Effects of ultraviolet C radiation on cellular proliferation in p53-/- keratinocytes.

Skin cancer is the most common tumor type in Caucasians, with an incidence that approaches the lifetime risk for all other cancer subtypes combined. The most common predisposing factor is exposure to ultraviolet (UV) radiation present in sunlight. The purpose of this investigation was to evaluate the effects of UVC on the proliferation of a p53-/- human keratinocyte cell line, HaCaT, and how UVC alters the response of these cells to transforming growth factors (TGF)-alpha and TGF-beta1. UVC treatment during G0/G1 phase resulted in decreased incorporation of [3H]thymidine, an effect that was enhanced by pretreatment with TGF-beta1. However, irradiation of HaCaT cells in S or G2/M phase had no effect on the incorporation of [3H]thymidine, suggesting that these cells failed to undergo G2/M arrest in response to UV-mediated DNA damage.

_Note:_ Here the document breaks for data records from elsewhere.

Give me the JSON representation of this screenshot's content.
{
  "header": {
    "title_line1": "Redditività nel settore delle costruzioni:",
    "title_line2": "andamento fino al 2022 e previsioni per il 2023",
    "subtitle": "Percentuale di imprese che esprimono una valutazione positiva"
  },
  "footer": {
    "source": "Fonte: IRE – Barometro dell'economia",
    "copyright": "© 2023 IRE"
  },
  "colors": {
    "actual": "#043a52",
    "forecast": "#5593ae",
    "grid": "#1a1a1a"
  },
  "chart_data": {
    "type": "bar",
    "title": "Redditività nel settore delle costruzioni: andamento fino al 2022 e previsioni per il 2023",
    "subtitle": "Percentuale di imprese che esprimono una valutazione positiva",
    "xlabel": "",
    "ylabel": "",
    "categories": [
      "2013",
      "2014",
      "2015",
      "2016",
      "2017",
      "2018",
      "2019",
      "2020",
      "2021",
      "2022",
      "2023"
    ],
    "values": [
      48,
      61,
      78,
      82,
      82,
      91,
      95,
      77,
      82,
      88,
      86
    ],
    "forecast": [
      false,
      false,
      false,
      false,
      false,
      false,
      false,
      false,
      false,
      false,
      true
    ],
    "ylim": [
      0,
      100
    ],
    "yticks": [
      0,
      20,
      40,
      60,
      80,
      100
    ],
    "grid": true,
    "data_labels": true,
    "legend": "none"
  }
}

UVC had no effect on TGF-beta1-mediated growth inhibition, but decreased the mitogenic response of HaCaT cells to TGF-alpha. Seven days after irradiation, there were no differences between the number of cells that were exposed to UVC and those that were not, suggesting that the effects of UVC on proliferation of HaCaT cells was transient. These results suggested that UVC did not stimulate proliferation of p53-/- HaCaT cells, or cause cell cycle arrest in G2/M, which would allow transmission of chromosomal damage to daughter cells during M phase. Failure of the G2/M cell cycle checkpoint may be one of the mechanisms by which p53 results in genomic instability.